I for my part am not disturbed at being one of a minority, and if it ends up with my being a minority of one, then, by God’s grace, I will accept the fact with equanimity and hold to my theology which is that of Catholic tradition. This will not prevent my loving those who disagree. If occasion arises, I will certainly try to make that theology comprehensible to those who do not hold it with me. I will do this not because I want to be officially correct, or to be approved by a curia which may (let us suppose) have been blown off the face of the earth by an H bomb. I will do it not because I think the concepts are fashionable and acceptable to twentieth century man. I will do it because it is my way of being "honest to God" and loyal to the grace which has, as I believe, brought me to the awareness of the unknowable and unspeakable One who is present to me, (I gladly agree here with Tillich and the Bishop) in the pure ground of my being. I will do it in my own terms, which may have something of St. John of the Cross, something of St. Thomas, something of the Greek and Latin Fathers, something also of Tattler and Co., of Christian existentialism, and something even of Zen. I think that if the Bishop of Woolwich were a little more aware of these traditional expressions of honesty to God, his book would be more viable than it is.
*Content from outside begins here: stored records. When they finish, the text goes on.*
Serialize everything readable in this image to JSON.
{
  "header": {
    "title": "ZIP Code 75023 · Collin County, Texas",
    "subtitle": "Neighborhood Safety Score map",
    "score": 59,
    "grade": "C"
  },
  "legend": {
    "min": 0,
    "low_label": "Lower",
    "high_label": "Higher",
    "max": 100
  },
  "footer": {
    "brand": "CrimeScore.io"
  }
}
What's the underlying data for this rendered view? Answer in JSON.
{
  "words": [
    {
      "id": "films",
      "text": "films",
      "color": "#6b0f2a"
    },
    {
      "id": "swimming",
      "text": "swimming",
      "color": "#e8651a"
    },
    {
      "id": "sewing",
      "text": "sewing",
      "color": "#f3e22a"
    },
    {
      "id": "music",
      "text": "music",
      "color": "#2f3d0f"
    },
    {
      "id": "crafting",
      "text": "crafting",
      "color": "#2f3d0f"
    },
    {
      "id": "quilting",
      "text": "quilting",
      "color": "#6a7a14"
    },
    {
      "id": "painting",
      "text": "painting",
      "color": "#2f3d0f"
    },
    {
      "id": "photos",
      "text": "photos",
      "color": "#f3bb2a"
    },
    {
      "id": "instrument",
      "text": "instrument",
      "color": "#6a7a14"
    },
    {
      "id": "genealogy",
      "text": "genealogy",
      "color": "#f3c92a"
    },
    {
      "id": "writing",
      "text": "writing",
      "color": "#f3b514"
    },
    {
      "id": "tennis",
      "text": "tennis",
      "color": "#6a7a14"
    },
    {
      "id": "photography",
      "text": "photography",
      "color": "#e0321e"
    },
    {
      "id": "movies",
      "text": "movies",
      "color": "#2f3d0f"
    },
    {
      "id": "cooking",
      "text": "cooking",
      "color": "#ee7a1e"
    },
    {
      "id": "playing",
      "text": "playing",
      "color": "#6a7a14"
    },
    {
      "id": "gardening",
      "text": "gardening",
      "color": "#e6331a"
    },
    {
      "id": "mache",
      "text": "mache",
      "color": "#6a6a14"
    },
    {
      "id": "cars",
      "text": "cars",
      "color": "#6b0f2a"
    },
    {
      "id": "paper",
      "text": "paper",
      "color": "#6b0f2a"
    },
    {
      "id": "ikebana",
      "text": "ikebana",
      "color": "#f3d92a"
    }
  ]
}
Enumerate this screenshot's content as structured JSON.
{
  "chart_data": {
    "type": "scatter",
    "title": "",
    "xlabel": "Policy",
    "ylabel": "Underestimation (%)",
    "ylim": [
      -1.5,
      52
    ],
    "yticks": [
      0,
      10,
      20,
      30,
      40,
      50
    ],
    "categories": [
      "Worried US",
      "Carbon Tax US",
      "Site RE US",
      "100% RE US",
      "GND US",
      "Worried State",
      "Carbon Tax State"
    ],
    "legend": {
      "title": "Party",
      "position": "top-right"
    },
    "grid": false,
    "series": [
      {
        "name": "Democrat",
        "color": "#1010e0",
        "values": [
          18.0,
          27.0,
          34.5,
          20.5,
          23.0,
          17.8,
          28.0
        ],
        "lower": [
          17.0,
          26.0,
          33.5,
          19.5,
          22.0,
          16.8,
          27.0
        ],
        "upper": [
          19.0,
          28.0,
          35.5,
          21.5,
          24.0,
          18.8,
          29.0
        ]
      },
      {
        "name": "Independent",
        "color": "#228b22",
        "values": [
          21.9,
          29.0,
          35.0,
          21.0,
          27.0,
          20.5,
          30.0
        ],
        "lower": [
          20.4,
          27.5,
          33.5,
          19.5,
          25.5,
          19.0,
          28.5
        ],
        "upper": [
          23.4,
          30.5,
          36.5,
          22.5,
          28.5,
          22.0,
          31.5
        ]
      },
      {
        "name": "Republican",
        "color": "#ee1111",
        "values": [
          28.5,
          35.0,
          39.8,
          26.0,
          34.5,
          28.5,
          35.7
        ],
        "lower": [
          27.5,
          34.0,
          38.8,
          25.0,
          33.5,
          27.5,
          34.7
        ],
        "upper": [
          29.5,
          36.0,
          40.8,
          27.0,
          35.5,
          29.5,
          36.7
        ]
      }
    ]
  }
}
As it is, however, I think that Honest to God is an expression of sincere but misdirected concern: a concern to find "fellowship" with modern secular man on a level that is still ambiguous and superficial because it still attempts, though with all decency and much tact, to "sell" a reconditioned image of a Christianity that is "worldly," "religionless," and free of myths. This may be all very well, but the unconditional character of the Christian concern, to use the Bishop’s own language, demands that at some point one confront "the world" with a refusal. We know, in fact, that Bonhoeffer did just this. He certainly did not pretend to find God in Nazism. He gave his life in protest against such an illusion. Yet this, in conclusion, leaves us with one sobering reflection. It was Bonhoeffer the "religionless," Bonhoeffer who sought "God in the world," who died protesting against Nazi worldliness when the vast majority of the religious, the orthodox, the officially other-worldly and impeccably Christian, lined up behind Hitler’s armies and marched in the godless military parade even when they knew they were supporting a government that was resolutely determined to destroy their Churches.
No matter what one may say about Honest to God, there is something of this intransigent sincerity in it: something that cannot be belittled or ignored. It is more than mere good will. I have seen some privately circulated lectures of the Bishop of Woolwich which are far more important and more exciting than Honest to God and theologically much deeper. There is something stirring here and the noise over one book must not make us inattentive to what is to come.